Klienci będą mogli skorzystać z dodatkowej funkcji płatności zarówno w sklepach stacjonarnych Tesco i Sainsbury’s, jak i podczas zakupów online w Morrisonie i Waitrose.

Nowa opcja pozwala na dobrowolne zaokrąglenie kwoty do pełnych funtów, a różnica zostanie przekazana organizacji charytatywnej FareShare, zajmującej się redystrybucją żywności wśród osób potrzebujących.

Każda przekazana złotówka ma realne przełożenie – zapewnia pięć ciepłych posiłków dla ludzi znajdujących się w trudnej sytuacji życiowej.

Zebrane środki trafią m.in. do świetlic środowiskowych, klubów młodzieżowych i kuchni społecznych, gdzie posiłki spożywają osoby samotne i wykluczone.


Walka z głodem i marnotrawstwem jedzenia to cel nadrzędny

Kampania ma również wymiar edukacyjny i środowiskowy.

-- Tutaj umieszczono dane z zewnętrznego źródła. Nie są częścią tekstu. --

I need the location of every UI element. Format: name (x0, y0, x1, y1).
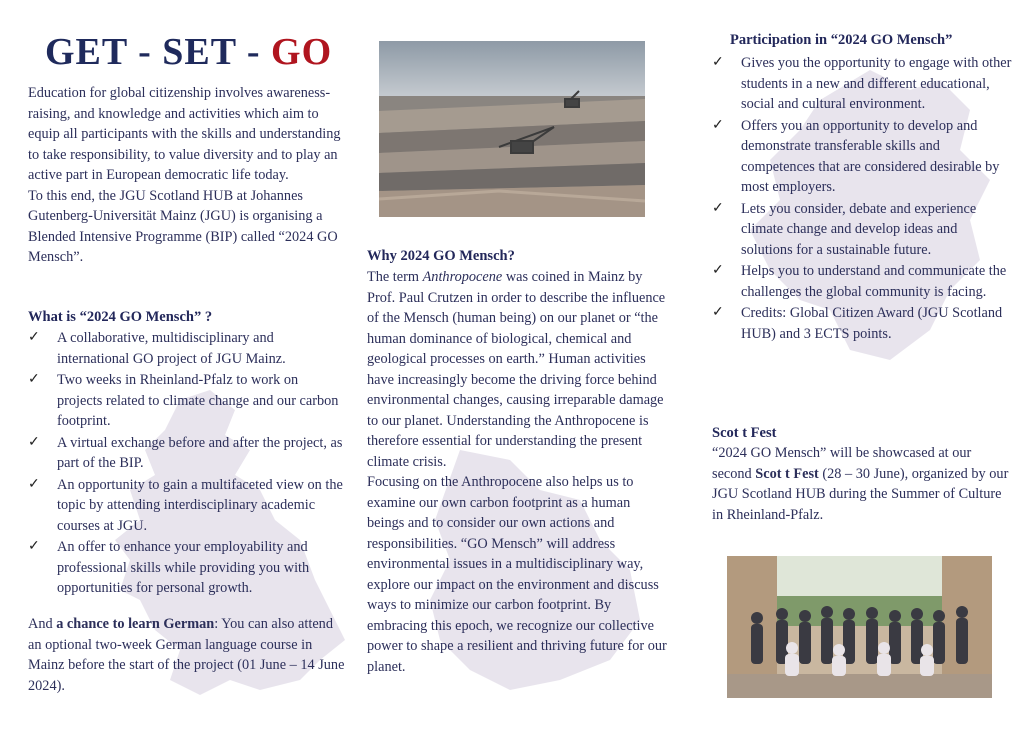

Szacuje się, że każdego roku w Wielkiej Brytanii marnuje się 4,6 miliona ton żywności nadającej się do spożycia.

Inicjatywa „Let’s make a meal of it” została zaprojektowana tak, aby ograniczyć te straty i jednocześnie przekierować nadmiar produktów do organizacji pomocowych.

W ramach projektu powstała także nowa koalicja – Alliance Food Sourcing. W jej skład wchodzą nie tylko supermarkety, ale też dostawcy, firmy logistyczne i organizacje charytatywne.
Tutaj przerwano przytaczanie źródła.